In a 1939 House of Commons speech, Britain’s Winston Churchill called Russian foreign policy, “a riddle, wrapped in a mystery, inside an enigma.” The same could be said to describe the current new business jet market. Despite the longest bull run in stock market history, some of the lowest unemployment numbers on record, and strong consumer spending in both the United States and Europe—markets that collectively comprise three-quarters of the global market for new corporate jets—new jet sales numbers have not reflected this prosperity.
In 2008, cruising on the contrails of a pre-crash market that saw the Dow Jones Industrial Average peak just above 14,000 in late 2007, OEMs delivered 1,313 new business jets; last calendar year, with the Dow finishing just below 25,000, just 677 new jets were delivered, according to the General Aviation Manufacturers Association (GAMA). (For the first half of this year deliveries stood at just 296 compared to the same number in 2017.) This, despite the fact that used jet inventories have tightened to the equivalent of less than 9 percent of the in-service fleet, the U.S. corporate tax rate has been slashed, and accelerated depreciation has been expanded.

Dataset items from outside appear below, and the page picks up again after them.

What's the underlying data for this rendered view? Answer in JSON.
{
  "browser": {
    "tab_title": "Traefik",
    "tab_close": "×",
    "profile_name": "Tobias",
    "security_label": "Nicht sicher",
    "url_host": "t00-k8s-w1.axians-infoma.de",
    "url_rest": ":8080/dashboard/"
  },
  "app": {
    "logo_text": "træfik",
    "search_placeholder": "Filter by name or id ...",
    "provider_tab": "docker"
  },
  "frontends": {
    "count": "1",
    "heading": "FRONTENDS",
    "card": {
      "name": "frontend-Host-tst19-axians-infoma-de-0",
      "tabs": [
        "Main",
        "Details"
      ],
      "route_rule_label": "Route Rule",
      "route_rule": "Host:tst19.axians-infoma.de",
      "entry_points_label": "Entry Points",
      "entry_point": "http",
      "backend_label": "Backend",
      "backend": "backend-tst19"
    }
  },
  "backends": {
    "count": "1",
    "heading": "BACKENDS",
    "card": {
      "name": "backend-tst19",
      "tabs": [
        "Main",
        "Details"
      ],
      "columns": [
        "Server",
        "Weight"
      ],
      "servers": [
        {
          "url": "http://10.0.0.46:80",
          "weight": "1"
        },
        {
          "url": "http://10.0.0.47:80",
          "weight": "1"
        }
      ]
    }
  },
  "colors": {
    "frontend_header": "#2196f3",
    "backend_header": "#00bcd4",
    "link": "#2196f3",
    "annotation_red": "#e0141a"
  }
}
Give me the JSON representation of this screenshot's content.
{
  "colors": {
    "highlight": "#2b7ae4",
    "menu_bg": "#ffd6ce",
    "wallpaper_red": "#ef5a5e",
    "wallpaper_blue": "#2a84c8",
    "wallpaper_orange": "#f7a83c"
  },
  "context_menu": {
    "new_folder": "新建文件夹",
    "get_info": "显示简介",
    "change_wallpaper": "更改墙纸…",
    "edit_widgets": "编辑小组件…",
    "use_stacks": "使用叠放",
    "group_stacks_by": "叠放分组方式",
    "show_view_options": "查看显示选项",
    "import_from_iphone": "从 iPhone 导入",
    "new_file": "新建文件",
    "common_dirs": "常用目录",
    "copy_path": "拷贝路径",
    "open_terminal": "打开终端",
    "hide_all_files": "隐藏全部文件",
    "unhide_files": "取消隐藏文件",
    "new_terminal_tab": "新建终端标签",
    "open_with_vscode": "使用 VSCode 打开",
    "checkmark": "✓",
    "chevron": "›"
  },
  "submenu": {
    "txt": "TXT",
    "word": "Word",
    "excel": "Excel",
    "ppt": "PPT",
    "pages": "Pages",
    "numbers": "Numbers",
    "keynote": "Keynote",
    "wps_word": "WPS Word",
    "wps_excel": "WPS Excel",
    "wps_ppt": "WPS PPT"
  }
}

The long-presumed sales model, that new jet sales follow the stock market and/or corporate earnings, has been broken for the better part of the last two decades, with new jet sales largely frozen in the range between 660 and 760 over the last 10 years. If this market were a movie it might very well be titled On Stagnant Pond. The reasons for this stagnation are myriad. The growth of the Asian business jet market did not materialize as quickly as initially forecast, OEMs were slow to bring certain new products to market, and pure fractional ownership—a traditional large driver of OEM sales—began to fall from customer favor. But beyond all these factors is a fundamental shift in the way consumers view business jets and business jet travel—increasingly as a service and less of an asset class.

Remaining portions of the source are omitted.